農業者年金に加入する前にやるべき事とは? こちら←

農業者年金は後継者がいないと減らされる!?その真実とは

 

こんにちは
家計の土づくりアドバイザー西田です。

農業者年金に加入して、後継者がいないと農業者年金は減らされる。という話を聞かれた事がある方もきっと多いでしょう。

確かに、後継者がいなかったり、自分で農業続けている場合は農業者年金は減らされてしまいます。

後継者不足の問題もありますし、そもそもお子さんに農業を継がせるつもりは無いという方も結構いらっしゃいます。

 

しかし、実際は後継者がいなくても、農業者年金は自分が掛けた分は将来きちんと受け取れるようになっており、別に損をすることはありません

 

では、農業者年金が減ってしまうとはどういうことなのか。

今日はその点について詳しく説明していきたいと思います!

 

農業者年金が減る理由

農業者年金年金の年金には2つ種類があります。

①通常保険料で支払った分を農業者老齢年金として受け取る

 

②国庫補助を受けた分を特例付加年金として受け取る

 

①の農業者老齢年金は原則65歳から無条件で受け取ることができます

しかし、②の国から補助を受けて保険料を支払った方は、受け取る為に一定の条件が必要となります。

 

特例付加年金を受け取る条件

この特例付加年金を受け取る為には、いくつかの条件があります。

①保険料納付期間が20年以上・・・特例付加年金を受け取る為には20年以上農業者年金の掛け金を支払っていかなくてはなりません。農業者年金の掛け金の支払いは60歳までので、逆算すると保険料納付期間が20年以上となる40歳未満の方は国庫補助を受ける対象となります。

②65歳に達した人・・・こちらも農業者年金老齢年金と同様に原則65歳からの受給となります。

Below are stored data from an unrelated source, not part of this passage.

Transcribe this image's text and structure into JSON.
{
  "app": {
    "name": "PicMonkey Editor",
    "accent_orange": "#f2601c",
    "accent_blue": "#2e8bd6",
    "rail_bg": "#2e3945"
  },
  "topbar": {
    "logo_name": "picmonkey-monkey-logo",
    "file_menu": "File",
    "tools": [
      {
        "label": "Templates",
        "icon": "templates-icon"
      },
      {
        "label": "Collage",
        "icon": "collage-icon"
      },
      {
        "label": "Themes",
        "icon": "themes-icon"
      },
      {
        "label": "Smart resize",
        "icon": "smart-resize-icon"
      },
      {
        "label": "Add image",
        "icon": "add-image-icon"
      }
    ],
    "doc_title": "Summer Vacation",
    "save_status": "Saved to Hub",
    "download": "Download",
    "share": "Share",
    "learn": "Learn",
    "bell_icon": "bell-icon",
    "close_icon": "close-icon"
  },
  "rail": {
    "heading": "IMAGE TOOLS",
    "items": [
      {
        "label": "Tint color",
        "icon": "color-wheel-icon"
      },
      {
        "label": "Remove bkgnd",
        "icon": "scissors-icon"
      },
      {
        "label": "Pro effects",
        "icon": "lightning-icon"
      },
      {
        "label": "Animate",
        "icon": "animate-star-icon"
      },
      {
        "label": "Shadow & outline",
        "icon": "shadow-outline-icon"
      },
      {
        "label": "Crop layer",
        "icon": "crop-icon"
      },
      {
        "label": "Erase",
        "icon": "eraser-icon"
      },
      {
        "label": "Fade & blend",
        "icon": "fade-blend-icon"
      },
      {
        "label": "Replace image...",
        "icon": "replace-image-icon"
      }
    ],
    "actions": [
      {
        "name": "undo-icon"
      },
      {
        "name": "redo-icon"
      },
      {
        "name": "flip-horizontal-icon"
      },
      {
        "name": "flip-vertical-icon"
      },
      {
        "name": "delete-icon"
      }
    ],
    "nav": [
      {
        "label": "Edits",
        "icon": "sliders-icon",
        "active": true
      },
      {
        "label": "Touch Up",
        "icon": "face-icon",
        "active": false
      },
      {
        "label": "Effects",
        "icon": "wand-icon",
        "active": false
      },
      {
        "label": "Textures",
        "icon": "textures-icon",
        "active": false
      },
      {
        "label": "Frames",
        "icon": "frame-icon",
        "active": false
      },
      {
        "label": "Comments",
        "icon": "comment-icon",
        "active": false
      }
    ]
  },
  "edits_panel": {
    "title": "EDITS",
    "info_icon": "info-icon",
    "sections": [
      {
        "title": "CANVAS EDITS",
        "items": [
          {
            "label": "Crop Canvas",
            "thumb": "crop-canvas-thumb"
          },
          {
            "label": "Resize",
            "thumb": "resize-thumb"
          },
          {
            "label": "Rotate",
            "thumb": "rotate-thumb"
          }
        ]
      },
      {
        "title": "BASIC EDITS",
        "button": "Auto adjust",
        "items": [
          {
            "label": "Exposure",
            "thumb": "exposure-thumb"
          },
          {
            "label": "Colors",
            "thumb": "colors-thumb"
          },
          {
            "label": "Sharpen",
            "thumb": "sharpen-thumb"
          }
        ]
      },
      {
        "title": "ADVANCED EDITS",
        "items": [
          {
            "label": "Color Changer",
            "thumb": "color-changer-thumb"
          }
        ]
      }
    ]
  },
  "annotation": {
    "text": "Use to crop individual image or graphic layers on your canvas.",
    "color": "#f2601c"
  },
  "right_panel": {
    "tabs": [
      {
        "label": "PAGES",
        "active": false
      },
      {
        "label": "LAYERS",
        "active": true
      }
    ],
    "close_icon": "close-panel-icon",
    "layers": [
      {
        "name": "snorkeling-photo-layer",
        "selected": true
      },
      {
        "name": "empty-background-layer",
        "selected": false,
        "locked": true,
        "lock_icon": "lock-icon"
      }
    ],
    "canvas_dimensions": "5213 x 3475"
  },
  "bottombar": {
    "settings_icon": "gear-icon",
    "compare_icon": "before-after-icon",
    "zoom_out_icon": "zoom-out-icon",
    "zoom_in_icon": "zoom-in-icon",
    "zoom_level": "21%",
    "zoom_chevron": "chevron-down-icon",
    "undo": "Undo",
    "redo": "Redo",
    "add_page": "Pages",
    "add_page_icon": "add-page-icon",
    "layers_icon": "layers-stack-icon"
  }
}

③経営継承等の要件を満たした人・・・ご自身が農業を続けている場合は、特例付加年金は受け取る事ができません。実は後継者がいないと農業者年金が減ってしまう理由はここにあります。

となります。ここは少し詳しく見ていきましょう!

 

 

③経営継承等の要件を満たした人

この経営継承の要件とは次の3つの要件を満たすことで
「農業を営む者でなくなること」です。

①農地・採草放牧地または特定農業用施設につき、所有権または使用収益兼に基づき農業を営む者

農地等及び特定農業用施設のすべてについて、適格な第三者または後継者に対して権利移転等を行うことにより、農業経営から引退すること。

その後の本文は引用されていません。